Appearing virtually during the Goldman Sachs 30th Annual Communacopia Conference, Chapek made some of his first public comments about the delicate and often testy state of talent relations in Hollywood since Scarlett Johansson sued Disney in July.

The actress alleges the Burbank entertainment behemoth cheated her out of compensation for her starring performance in “Black Widow” after Disney released the Marvel movie on the Disney+ streaming service the same day it arrived in theaters. Disney maintains that it properly paid Johansson for movie sales on Disney+, and that its pivot in release strategy was due to the pandemic, which has accelerated changes in consumer behavior.

The company has filed legal documents to request that Johansson’s high-profile lawsuit be settled in private arbitration. Her team wants the case tried in open court.

Without specifically mentioning the Johansson suit or “Black Widow,” Chapek reiterated that Disney still believes in theatrical distribution — but its biggest strategic priority is building Disney+. The company also plans to put its muscle behind its companion streaming brands, including Hulu and ESPN+.

The problem, Chapek said, is that the company has found itself grappling with talent contracts that were struck three or four years ago — long before the race to streaming, and before the COVID-19 pandemic — upended Hollywood. Johansson’s deal was fashioned in 2017.

“We are sort of putting a square peg into a round hole right now where we’ve got a deal that was conceived under a different set of conditions that results in a movie being released in a different set” of circumstances, Chapek said.

“We are just figuring out our way to bridge the gap,” he added. “But ultimately, we believe that our talent is our most important asset. And, as we always have, we will compensate them fairly per the terms of the contracts that they agreed to us with.”

Chapek surprised investors by announcing a slowdown in subscriber growth for Disney+ during the current quarter to “mid-single digits of millions” of new customers. During the last fiscal quarter, Disney reported a surge in new subscribers, saying Disney+ reached 116 million subscribers during the April through July quarter, up from the 103.6 million in its prior quarter.

Disney’s booming stock price for the past year has been tied to the global growth of Disney+.

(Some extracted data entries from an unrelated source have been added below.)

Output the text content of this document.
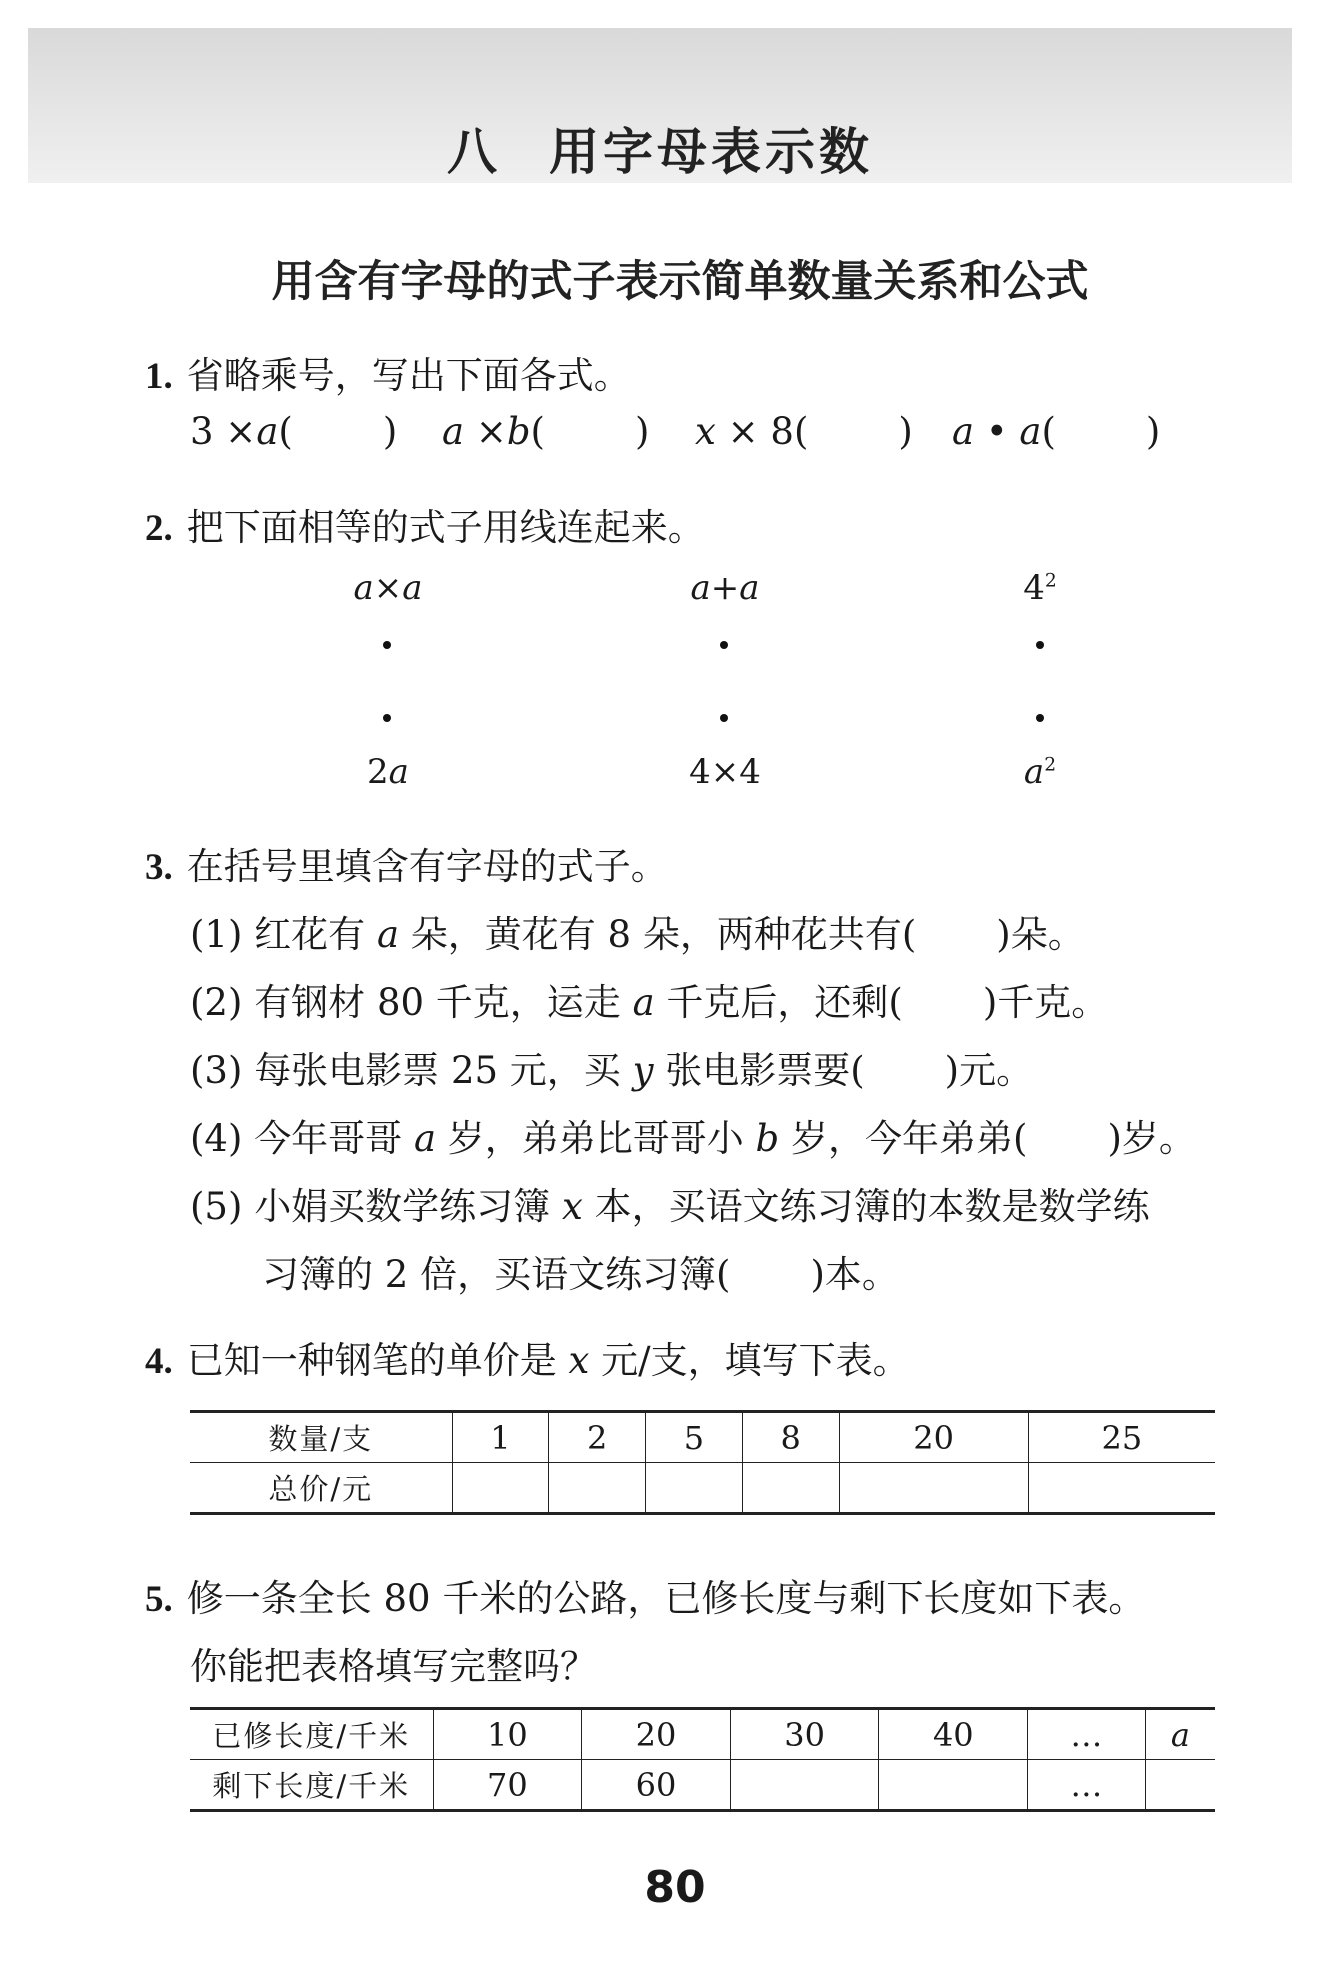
八 用字母表示数
用含有字母的式子表示简单数量关系和公式
1. 省略乘号，写出下面各式。
3 ×a( ) a ×b( ) x × 8( ) a • a( )
2. 把下面相等的式子用线连起来。
a×a	a+a	$4^2$
2a	4×4	$a^2$
3. 在括号里填含有字母的式子。
(1) 红花有 a 朵，黄花有 8 朵，两种花共有( )朵。
(2) 有钢材 80 千克，运走 a 千克后，还剩( )千克。
(3) 每张电影票 25 元，买 y 张电影票要( )元。
(4) 今年哥哥 a 岁，弟弟比哥哥小 b 岁，今年弟弟( )岁。
(5) 小娟买数学练习簿 x 本，买语文练习簿的本数是数学练
习簿的 2 倍，买语文练习簿( )本。
4. 已知一种钢笔的单价是 x 元/支，填写下表。
数量/支	1	2	5	8	20	25
总价/元						
5. 修一条全长 80 千米的公路，已修长度与剩下长度如下表。
你能把表格填写完整吗？
已修长度/千米	10	20	30	40	…	a
剩下长度/千米	70	60			…	
80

Disney shares dropped Tuesday 4.17%, or $7.44, to $171.17.

Chapek said the emergence of the Delta variant of COVID-19 has prompted more production delays, which could cause some disruption to the programming pipeline.

The longtime parks chief became CEO of the entire company in early 2020. He has been the architect of a dramatic restructuring at Disney to respond to the conditions forced by the pandemic, including theme park shutdowns and accelerated changes in consumer behavior.

While the Delta variant resulted in a slight dip in theme park visits, Chapek said park attendance bounced back after Labor Day and bookings appear strong. He said the company was exploring other business avenues, including associating ESPN with legalized sports gambling — something Disney has long shied away from.

“Our fans are really interested in sports betting,” Chapek said. “It’s definitely a place where we want to be.”